KedaiPena.Com – Presiden Amerika Serikat (AS), Donald Trump akhirnya mengesahkan Undang-undang (UU) Reformasi Pajak. Undang-undang tersebut adalah reformasi pajak terbesar sejak periode 1980-an.
Trump memangkas pajak untuk korporat dari 35% menjadi 15-21% dan akan mengurangi beban pajak untuk individu. Nilai reformasi pajak yang disetujui sebesar USD1,5 triliun.
Menanggapi hal tersebut, Anggota Komisi XI DPR RI, Heri Gunawan mengatakan, pemerintah Indonesia perlu mengambil pelajaran dari reformasi pajak AS. Sebab, di tengah perekonomian yang sedang tak pasti, AS berani memangkas PPh badan hingga 15%.
“Bandingkan dengan Indonesia yang masih terbilang tinggi yaitu sebesar 25%. Dibandingkan dengan negara-negara ASEAN saja Indonesia masih tinggi. Untuk diketahui, PPh Singapura 17%, Thailand 23% dan Malaysia 24%,” ujar Heri kepada KedaiPena.Com, Senin (1/1/2018).

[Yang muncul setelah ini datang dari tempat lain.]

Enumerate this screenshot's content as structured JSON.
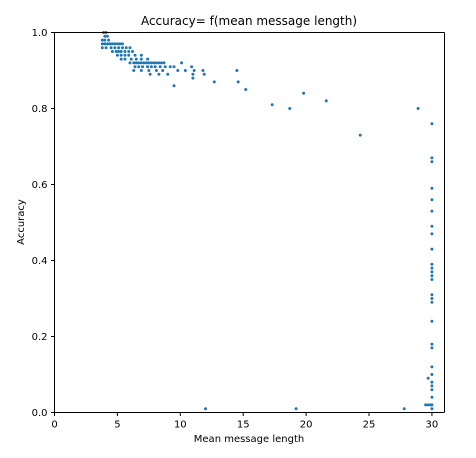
{
  "chart_data": {
    "type": "scatter",
    "title": "Accuracy= f(mean message length)",
    "xlabel": "Mean message length",
    "ylabel": "Accuracy",
    "xlim": [
      0,
      31
    ],
    "ylim": [
      0,
      1.0
    ],
    "xticks": [
      0,
      5,
      10,
      15,
      20,
      25,
      30
    ],
    "yticks": [
      0.0,
      0.2,
      0.4,
      0.6,
      0.8,
      1.0
    ],
    "xtick_labels": [
      "0",
      "5",
      "10",
      "15",
      "20",
      "25",
      "30"
    ],
    "ytick_labels": [
      "0.0",
      "0.2",
      "0.4",
      "0.6",
      "0.8",
      "1.0"
    ],
    "grid": false,
    "point_color": "#1f77b4",
    "points": [
      [
        3.9,
        1.0
      ],
      [
        4.1,
        1.0
      ],
      [
        4.0,
        0.99
      ],
      [
        4.2,
        0.99
      ],
      [
        4.0,
        0.98
      ],
      [
        4.3,
        0.98
      ],
      [
        3.8,
        0.98
      ],
      [
        3.8,
        0.97
      ],
      [
        4.0,
        0.97
      ],
      [
        4.2,
        0.97
      ],
      [
        4.4,
        0.97
      ],
      [
        4.6,
        0.97
      ],
      [
        4.8,
        0.97
      ],
      [
        5.0,
        0.97
      ],
      [
        5.2,
        0.97
      ],
      [
        5.4,
        0.97
      ],
      [
        3.8,
        0.96
      ],
      [
        4.1,
        0.96
      ],
      [
        4.5,
        0.96
      ],
      [
        4.8,
        0.96
      ],
      [
        5.1,
        0.96
      ],
      [
        5.4,
        0.96
      ],
      [
        5.7,
        0.96
      ],
      [
        6.0,
        0.96
      ],
      [
        4.6,
        0.95
      ],
      [
        4.9,
        0.95
      ],
      [
        5.1,
        0.95
      ],
      [
        5.3,
        0.95
      ],
      [
        5.6,
        0.95
      ],
      [
        5.9,
        0.95
      ],
      [
        6.2,
        0.95
      ],
      [
        5.0,
        0.94
      ],
      [
        5.3,
        0.94
      ],
      [
        5.6,
        0.94
      ],
      [
        5.9,
        0.94
      ],
      [
        6.4,
        0.94
      ],
      [
        6.9,
        0.94
      ],
      [
        5.3,
        0.93
      ],
      [
        5.6,
        0.93
      ],
      [
        6.1,
        0.93
      ],
      [
        6.5,
        0.93
      ],
      [
        6.9,
        0.93
      ],
      [
        7.4,
        0.93
      ],
      [
        6.0,
        0.92
      ],
      [
        6.3,
        0.92
      ],
      [
        6.5,
        0.92
      ],
      [
        6.7,
        0.92
      ],
      [
        6.9,
        0.92
      ],
      [
        7.1,
        0.92
      ],
      [
        7.3,
        0.92
      ],
      [
        7.5,
        0.92
      ],
      [
        7.7,
        0.92
      ],
      [
        7.9,
        0.92
      ],
      [
        8.1,
        0.92
      ],
      [
        8.3,
        0.92
      ],
      [
        8.5,
        0.92
      ],
      [
        8.7,
        0.92
      ],
      [
        10.1,
        0.92
      ],
      [
        6.4,
        0.91
      ],
      [
        6.7,
        0.91
      ],
      [
        7.0,
        0.91
      ],
      [
        7.4,
        0.91
      ],
      [
        7.7,
        0.91
      ],
      [
        8.0,
        0.91
      ],
      [
        8.4,
        0.91
      ],
      [
        8.8,
        0.91
      ],
      [
        9.2,
        0.91
      ],
      [
        9.5,
        0.91
      ],
      [
        10.9,
        0.91
      ],
      [
        6.3,
        0.9
      ],
      [
        6.9,
        0.9
      ],
      [
        7.5,
        0.9
      ],
      [
        8.1,
        0.9
      ],
      [
        8.6,
        0.9
      ],
      [
        9.8,
        0.9
      ],
      [
        10.4,
        0.9
      ],
      [
        11.1,
        0.9
      ],
      [
        11.8,
        0.9
      ],
      [
        14.5,
        0.9
      ],
      [
        7.6,
        0.89
      ],
      [
        8.3,
        0.89
      ],
      [
        9.0,
        0.89
      ],
      [
        11.0,
        0.89
      ],
      [
        11.9,
        0.89
      ],
      [
        11.0,
        0.88
      ],
      [
        14.6,
        0.87
      ],
      [
        12.7,
        0.87
      ],
      [
        9.5,
        0.86
      ],
      [
        15.2,
        0.85
      ],
      [
        19.8,
        0.84
      ],
      [
        21.6,
        0.82
      ],
      [
        17.3,
        0.81
      ],
      [
        18.7,
        0.8
      ],
      [
        28.9,
        0.8
      ],
      [
        24.3,
        0.73
      ],
      [
        30.0,
        0.76
      ],
      [
        30.0,
        0.67
      ],
      [
        30.0,
        0.66
      ],
      [
        30.0,
        0.59
      ],
      [
        30.0,
        0.56
      ],
      [
        30.0,
        0.53
      ],
      [
        30.0,
        0.49
      ],
      [
        30.0,
        0.47
      ],
      [
        30.0,
        0.43
      ],
      [
        30.0,
        0.39
      ],
      [
        30.0,
        0.38
      ],
      [
        30.0,
        0.37
      ],
      [
        30.0,
        0.36
      ],
      [
        30.0,
        0.35
      ],
      [
        30.0,
        0.31
      ],
      [
        30.0,
        0.3
      ],
      [
        30.0,
        0.29
      ],
      [
        30.0,
        0.24
      ],
      [
        30.0,
        0.18
      ],
      [
        30.0,
        0.17
      ],
      [
        30.0,
        0.12
      ],
      [
        30.0,
        0.1
      ],
      [
        30.0,
        0.08
      ],
      [
        30.0,
        0.07
      ],
      [
        30.0,
        0.06
      ],
      [
        30.0,
        0.04
      ],
      [
        30.0,
        0.02
      ],
      [
        30.0,
        0.01
      ],
      [
        29.7,
        0.09
      ],
      [
        29.5,
        0.02
      ],
      [
        29.7,
        0.02
      ],
      [
        29.9,
        0.02
      ],
      [
        12.0,
        0.01
      ],
      [
        19.2,
        0.01
      ],
      [
        27.8,
        0.01
      ]
    ]
  }
}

Bahkan, Heri menuturkan, saat ini beberapa negara di kawasan ASEAN sedang mengkaji penurunan tarif PPh badan di negara masing-masing. Sebagai contoh, Malaysia tengah mengkaji penurunan tarif PPh badan sampai ke angka 15%.
“Sementara itu, Vietnam akan menurunkan tarif PPh badan dari 20% menjadi 17% setelah sebelumnya sebesar 22%,” ujar Heri.

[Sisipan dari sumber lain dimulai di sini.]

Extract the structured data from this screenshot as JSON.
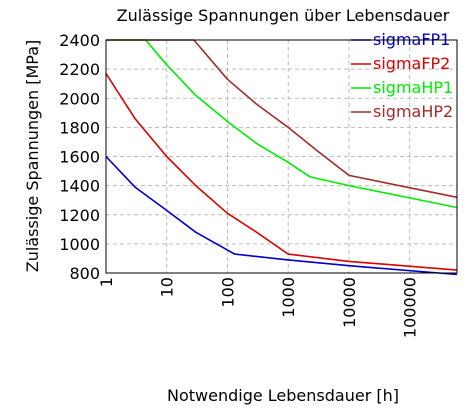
{
  "chart_data": {
    "type": "line",
    "title": "Zulässige Spannungen über Lebensdauer",
    "xlabel": "Notwendige Lebensdauer [h]",
    "ylabel": "Zulässige Spannungen [MPa]",
    "x_scale": "log",
    "xlim": [
      1,
      600000
    ],
    "ylim": [
      800,
      2400
    ],
    "xticks": [
      1,
      10,
      100,
      1000,
      10000,
      100000
    ],
    "xtick_labels": [
      "1",
      "10",
      "100",
      "1000",
      "10000",
      "100000"
    ],
    "yticks": [
      800,
      1000,
      1200,
      1400,
      1600,
      1800,
      2000,
      2200,
      2400
    ],
    "ytick_labels": [
      "800",
      "1000",
      "1200",
      "1400",
      "1600",
      "1800",
      "2000",
      "2200",
      "2400"
    ],
    "grid": true,
    "legend_position": "top-right",
    "series": [
      {
        "name": "sigmaFP1",
        "color": "#0000cc",
        "x": [
          1,
          3,
          10,
          30,
          131,
          1000,
          10000,
          600000
        ],
        "y": [
          1600,
          1390,
          1230,
          1080,
          930,
          890,
          850,
          790
        ]
      },
      {
        "name": "sigmaFP2",
        "color": "#dd0000",
        "x": [
          1,
          3,
          10,
          30,
          100,
          300,
          1000,
          10000,
          600000
        ],
        "y": [
          2170,
          1860,
          1600,
          1400,
          1210,
          1080,
          930,
          880,
          820
        ]
      },
      {
        "name": "sigmaHP1",
        "color": "#00ee00",
        "x": [
          1,
          4.5,
          10,
          30,
          100,
          300,
          1000,
          2300,
          10000,
          600000
        ],
        "y": [
          2400,
          2400,
          2230,
          2020,
          1840,
          1690,
          1560,
          1460,
          1400,
          1250
        ]
      },
      {
        "name": "sigmaHP2",
        "color": "#a52a2a",
        "x": [
          1,
          28,
          100,
          300,
          1000,
          3000,
          10000,
          600000
        ],
        "y": [
          2400,
          2400,
          2130,
          1960,
          1800,
          1640,
          1470,
          1320
        ]
      }
    ]
  }
}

Kemudian, Heri menerangkan, pemangkasan adalah insentif yang bagus bagi dunia usaha itu bisa menjadi stimulus untuk tumbuh kembangnya usaha nasional di tengah kelesuan ekonomi nasional maupun global.
Heri juga menjelaskan jika pemerintah tetap bertahan dengan kebijakan pajak yang tinggi, maka daya saing perekonomian nasional akan terus terpuruk.
“Bersaing dengan negara-negara kawasan ASEAN saja sudah kerepotan. Di sana, pengusahanya diberi insentif pajak yang lebih rendah sehingga daya saingnya lebih baik,” jelas Heri.
Heri pun berharap agar pemerintah tidak menjadikan pajak sebagai instrumen satu-satunya untuk menutup defisit APBN dan pembayaran bunga utang yang jatuh tempo.
Pajak, tegas Politikus partai Gerindra ini, harus dikembalikan pada tujuannya semula, yaitu sebagai instumen rekayasa pembangunan. Bilamana tetap dijadikan sumber pendapatan utama, maka dalam waktu dekat ini APBN Indonesia pasti akan terancam.
“Mengapa? Karena dunia usaha sebagai motor perekonomian tak bisa berkembang akibat pajak yang terlalu tinggi, belum lagi pungutan dari Pendapatan Negara Bukan Pajak alias PNBP yang mencapai lebih dari 60 ribu jenis pungutan,” tandas Heri.